My comment: Although Zucker will tell of Ahab’s turning his bitter wrath upon Elijah, he will maintain his line of argument – Micaiah is a recipient of the king’s wrath due to his association with Elijah.
At the Baal prophets’ episode, when King Ahab meets Elijah, he dismisses him in scathing language. Ahab caught sight of Elijah, [and] Ahab said to him, ‘Is that you, you troubler of Israel?’ (I Kgs. 18:17). On a later occasion, Ahab describes Elijah as an enemy (I Kgs. 21:20). Ahab detests Elijah, and Elijah’s opposition. In like manner, Ahab associates that opposition with people connected with Elijah, and in particular (I suggest) Elijah’s unnamed attendant, Micaiah.

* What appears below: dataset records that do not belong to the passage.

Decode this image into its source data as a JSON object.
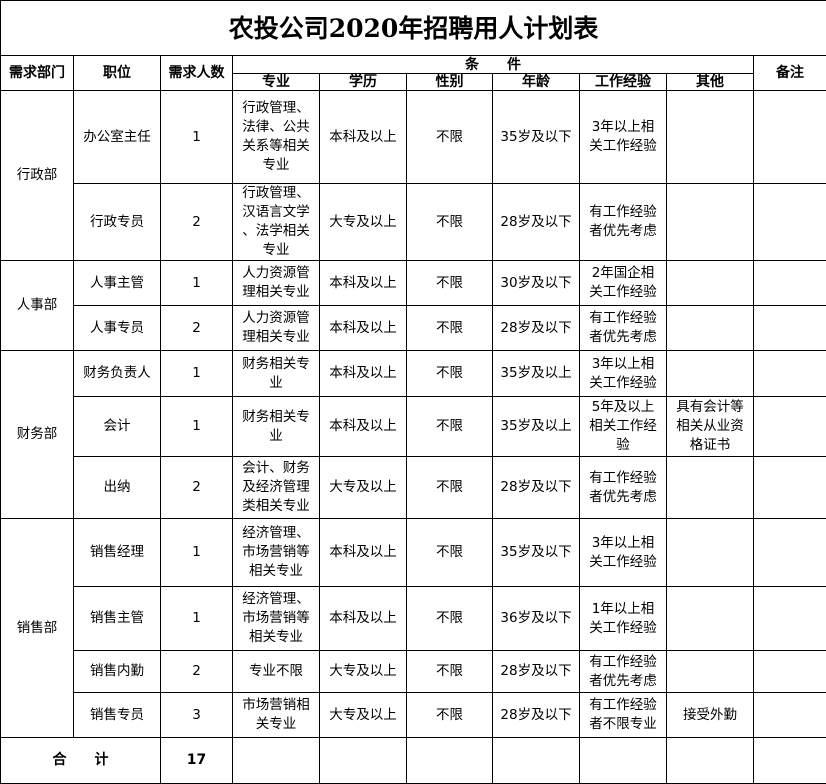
{
  "title": "农投公司2020年招聘用人计划表",
  "headers": {
    "department": "需求部门",
    "position": "职位",
    "count": "需求人数",
    "conditions": "条　　件",
    "major": "专业",
    "education": "学历",
    "gender": "性别",
    "age": "年龄",
    "experience": "工作经验",
    "other": "其他",
    "remarks": "备注"
  },
  "departments": [
    {
      "name": "行政部",
      "rows": [
        {
          "position": "办公室主任",
          "count": "1",
          "major": "行政管理、\n法律、公共\n关系等相关\n专业",
          "education": "本科及以上",
          "gender": "不限",
          "age": "35岁及以下",
          "experience": "3年以上相\n关工作经验",
          "other": "",
          "remarks": ""
        },
        {
          "position": "行政专员",
          "count": "2",
          "major": "行政管理、\n汉语言文学\n、法学相关\n专业",
          "education": "大专及以上",
          "gender": "不限",
          "age": "28岁及以下",
          "experience": "有工作经验\n者优先考虑",
          "other": "",
          "remarks": ""
        }
      ]
    },
    {
      "name": "人事部",
      "rows": [
        {
          "position": "人事主管",
          "count": "1",
          "major": "人力资源管\n理相关专业",
          "education": "本科及以上",
          "gender": "不限",
          "age": "30岁及以下",
          "experience": "2年国企相\n关工作经验",
          "other": "",
          "remarks": ""
        },
        {
          "position": "人事专员",
          "count": "2",
          "major": "人力资源管\n理相关专业",
          "education": "本科及以上",
          "gender": "不限",
          "age": "28岁及以下",
          "experience": "有工作经验\n者优先考虑",
          "other": "",
          "remarks": ""
        }
      ]
    },
    {
      "name": "财务部",
      "rows": [
        {
          "position": "财务负责人",
          "count": "1",
          "major": "财务相关专\n业",
          "education": "本科及以上",
          "gender": "不限",
          "age": "35岁及以上",
          "experience": "3年以上相\n关工作经验",
          "other": "",
          "remarks": ""
        },
        {
          "position": "会计",
          "count": "1",
          "major": "财务相关专\n业",
          "education": "本科及以上",
          "gender": "不限",
          "age": "35岁及以上",
          "experience": "5年及以上\n相关工作经\n验",
          "other": "具有会计等\n相关从业资\n格证书",
          "remarks": ""
        },
        {
          "position": "出纳",
          "count": "2",
          "major": "会计、财务\n及经济管理\n类相关专业",
          "education": "大专及以上",
          "gender": "不限",
          "age": "28岁及以下",
          "experience": "有工作经验\n者优先考虑",
          "other": "",
          "remarks": ""
        }
      ]
    },
    {
      "name": "销售部",
      "rows": [
        {
          "position": "销售经理",
          "count": "1",
          "major": "经济管理、\n市场营销等\n相关专业",
          "education": "本科及以上",
          "gender": "不限",
          "age": "35岁及以下",
          "experience": "3年以上相\n关工作经验",
          "other": "",
          "remarks": ""
        },
        {
          "position": "销售主管",
          "count": "1",
          "major": "经济管理、\n市场营销等\n相关专业",
          "education": "本科及以上",
          "gender": "不限",
          "age": "36岁及以下",
          "experience": "1年以上相\n关工作经验",
          "other": "",
          "remarks": ""
        },
        {
          "position": "销售内勤",
          "count": "2",
          "major": "专业不限",
          "education": "大专及以上",
          "gender": "不限",
          "age": "28岁及以下",
          "experience": "有工作经验\n者优先考虑",
          "other": "",
          "remarks": ""
        },
        {
          "position": "销售专员",
          "count": "3",
          "major": "市场营销相\n关专业",
          "education": "大专及以上",
          "gender": "不限",
          "age": "28岁及以下",
          "experience": "有工作经验\n者不限专业",
          "other": "接受外勤",
          "remarks": ""
        }
      ]
    }
  ],
  "total": {
    "label": "合　　计",
    "count": "17"
  }
}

My comment: Perhaps it is “the Midrash” to which Zucker refers next that has prevented Jewish scholars, at least, from proposing an identification of Micaiah with Elijah.
There is some support for this idea in rabbinic literature: the Midrash names Micaiah as one of the four students of Elijah. ….
[End of quotes]
The prophet Elijah, a most mysterious character, who, like Melchizedek, seems to appear right out of nowhere, and whom King Ahab found to be frustratingly hard to pin down geographically, as attested by the godly ‘Obadiah (I Kings 18:10): ‘As surely as the Lord your God lives, there is not a nation or kingdom where my master [Ahab] has not sent someone to look for you. And whenever a nation or kingdom claimed you were not there, he made them swear they could not find you’, ought to become somewhat easier to trace if he is also – as according to this article – Micaiah son of Imlah. For now at least, in this name “Imlah”, we have a further clue (patronymic) towards the assembling of a biographical identikit of Elijah.